3: (Implicit) Encouragement does not do other important things → False


I am not certain if including this as an implication or negation of 1 and 2 was correct. 

As far as I can imagine, one of these ( implication or negation ) would have to be the reason why you claim the statement to be implicit. I could break down Graham's statements into symbolic form and work this out like a true logician, but I'm a bit too lazy right now.  There's just no statement that be negated to equal point 3, nor is the implication really clear.  

Just to be clear - I do think think this is a meaningful point. I just don't think it's implicit to Graham's statement, observing the definition of "implied though not plainly expressed".

Anyway, I just thought this point was a bit of a stretch and overall not necessary. This is admittedly nit-picky, sorry.

Otherwise, I thought this was a great, meaningful analysis. #5 - #8 were particularly enjoyable.
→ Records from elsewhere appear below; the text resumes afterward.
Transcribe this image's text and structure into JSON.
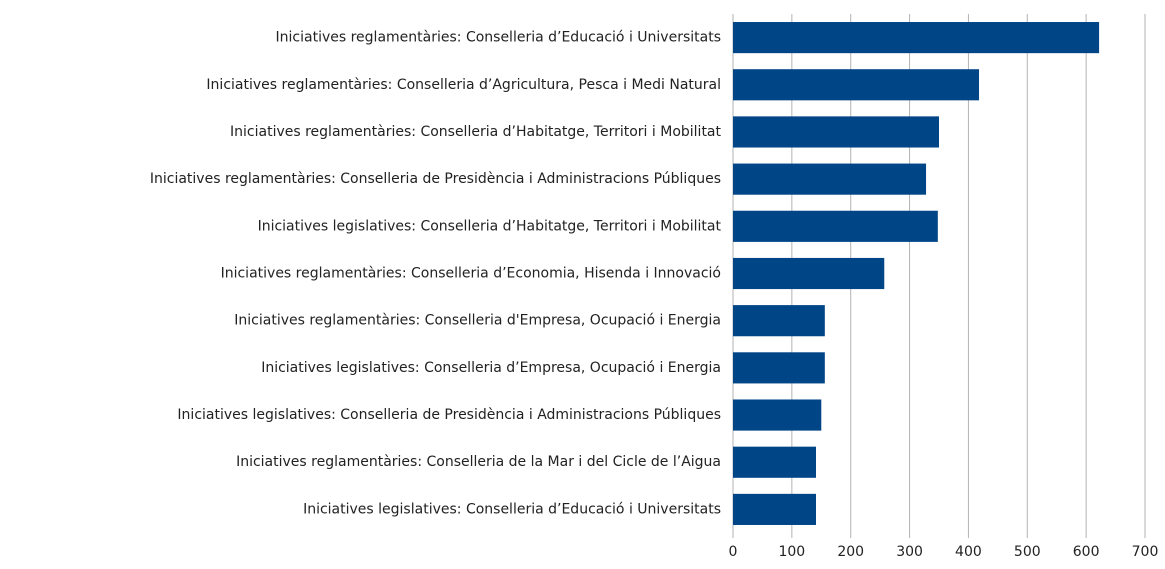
{
  "chart_data": {
    "type": "bar",
    "orientation": "horizontal",
    "categories": [
      "Iniciatives reglamentàries: Conselleria d’Educació i Universitats",
      "Iniciatives reglamentàries: Conselleria d’Agricultura, Pesca i Medi Natural",
      "Iniciatives reglamentàries: Conselleria d’Habitatge, Territori i Mobilitat",
      "Iniciatives reglamentàries: Conselleria de Presidència i Administracions Públiques",
      "Iniciatives legislatives: Conselleria d’Habitatge, Territori i Mobilitat",
      "Iniciatives reglamentàries: Conselleria d’Economia, Hisenda i Innovació",
      "Iniciatives reglamentàries: Conselleria d'Empresa, Ocupació i Energia",
      "Iniciatives legislatives: Conselleria d’Empresa, Ocupació i Energia",
      "Iniciatives legislatives: Conselleria de Presidència i Administracions Públiques",
      "Iniciatives reglamentàries: Conselleria de la Mar i del Cicle de l’Aigua",
      "Iniciatives legislatives: Conselleria d’Educació i Universitats"
    ],
    "values": [
      622,
      418,
      350,
      328,
      348,
      257,
      156,
      156,
      150,
      141,
      141
    ],
    "color": "#004586",
    "xlim": [
      0,
      700
    ],
    "xticks": [
      0,
      100,
      200,
      300,
      400,
      500,
      600,
      700
    ],
    "grid": true
  }
}
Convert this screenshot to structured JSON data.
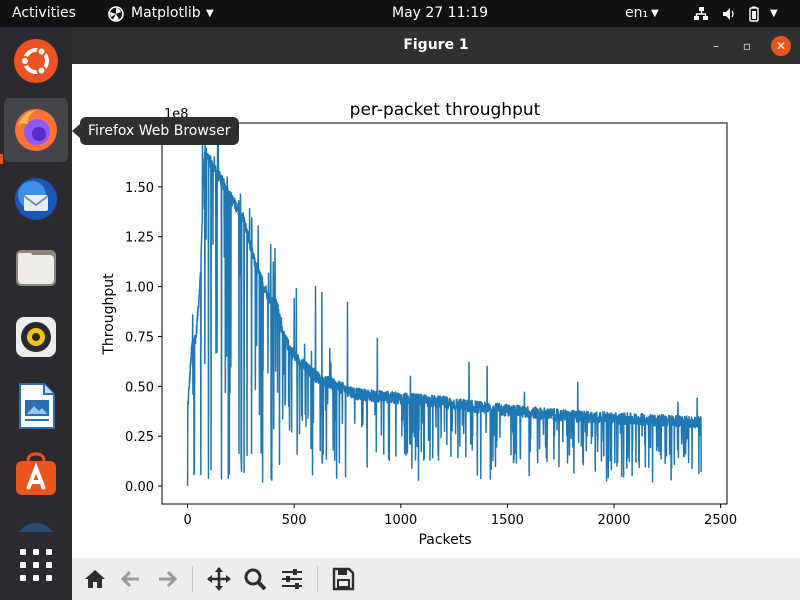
{
  "top_bar": {
    "activities": "Activities",
    "app_menu": "Matplotlib",
    "clock": "May 27  11:19",
    "keyboard_layout": "en₁",
    "icons": [
      "network-icon",
      "volume-icon",
      "battery-icon",
      "chevron-down-icon"
    ]
  },
  "dock": {
    "items": [
      {
        "name": "Ubuntu",
        "icon": "ubuntu-logo-icon"
      },
      {
        "name": "Firefox",
        "icon": "firefox-icon"
      },
      {
        "name": "Thunderbird",
        "icon": "thunderbird-icon"
      },
      {
        "name": "Files",
        "icon": "files-icon"
      },
      {
        "name": "Rhythmbox",
        "icon": "rhythmbox-icon"
      },
      {
        "name": "LibreOffice Writer",
        "icon": "writer-icon"
      },
      {
        "name": "Ubuntu Software",
        "icon": "software-icon"
      },
      {
        "name": "Help",
        "icon": "help-icon"
      }
    ],
    "apps_grid_icon": "grid-icon",
    "tooltip": "Firefox Web Browser"
  },
  "window": {
    "title": "Figure 1",
    "controls": {
      "minimize": "–",
      "maximize": "▫",
      "close": "✕"
    }
  },
  "toolbar": {
    "buttons": [
      "home-icon",
      "back-icon",
      "forward-icon",
      "pan-icon",
      "zoom-icon",
      "configure-icon",
      "save-icon"
    ]
  },
  "colors": {
    "series": "#1f77b4",
    "accent": "#e95420",
    "topbar": "#111111",
    "dock": "#2b2b2f",
    "titlebar": "#303030",
    "toolbar": "#ededed"
  },
  "chart_data": {
    "type": "line",
    "title": "per-packet throughput",
    "xlabel": "Packets",
    "ylabel": "Throughput",
    "offset_text": "1e8",
    "xlim": [
      -120,
      2530
    ],
    "ylim": [
      -0.09,
      1.82
    ],
    "xticks": [
      0,
      500,
      1000,
      1500,
      2000,
      2500
    ],
    "xtick_labels": [
      "0",
      "500",
      "1000",
      "1500",
      "2000",
      "2500"
    ],
    "yticks": [
      0.0,
      0.25,
      0.5,
      0.75,
      1.0,
      1.25,
      1.5
    ],
    "ytick_labels": [
      "0.00",
      "0.25",
      "0.50",
      "0.75",
      "1.00",
      "1.25",
      "1.50"
    ],
    "grid": false,
    "series": [
      {
        "name": "throughput",
        "n": 2410
      }
    ],
    "trend_points": [
      [
        0,
        0.38
      ],
      [
        20,
        0.7
      ],
      [
        40,
        0.75
      ],
      [
        60,
        1.05
      ],
      [
        80,
        1.68
      ],
      [
        110,
        1.62
      ],
      [
        150,
        1.55
      ],
      [
        200,
        1.45
      ],
      [
        260,
        1.35
      ],
      [
        320,
        1.1
      ],
      [
        380,
        0.95
      ],
      [
        420,
        0.9
      ],
      [
        450,
        0.75
      ],
      [
        500,
        0.65
      ],
      [
        600,
        0.55
      ],
      [
        700,
        0.5
      ],
      [
        800,
        0.46
      ],
      [
        1000,
        0.44
      ],
      [
        1200,
        0.42
      ],
      [
        1400,
        0.39
      ],
      [
        1600,
        0.37
      ],
      [
        1800,
        0.35
      ],
      [
        2000,
        0.34
      ],
      [
        2200,
        0.33
      ],
      [
        2410,
        0.32
      ]
    ],
    "peaks": [
      [
        70,
        1.72
      ],
      [
        90,
        1.65
      ],
      [
        185,
        1.5
      ],
      [
        240,
        1.43
      ],
      [
        390,
        1.21
      ],
      [
        410,
        1.19
      ],
      [
        500,
        0.94
      ],
      [
        510,
        0.99
      ],
      [
        600,
        1.0
      ],
      [
        630,
        0.97
      ],
      [
        750,
        0.92
      ],
      [
        890,
        0.74
      ],
      [
        1045,
        0.55
      ],
      [
        1320,
        0.62
      ],
      [
        1405,
        0.6
      ],
      [
        1580,
        0.47
      ],
      [
        1830,
        0.52
      ],
      [
        2300,
        0.42
      ],
      [
        2390,
        0.44
      ]
    ]
  }
}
I agree strongly with your final assessment of encouragement culture generally - there is far too much of it and it is patently insincere. The true reasons for this are as you stated - lack of motivation, awkwardness. 

Thanks for posting.


Thanks. The thing on #3 was intended as "I evaluate this to false", the arrows in the original logic were meant to indicate that they were supposed to be implications of previous claims. Curious if others found that unclear or not, since if it wasn't clear I don't want to do it again without an explanation.

Could you elaborate as to why you think "need is a strong word"?


https://genius.com/George-carlin-free-floating-hostility-lyrics ?

Need implies you can't do without it. Which is usually very untrue.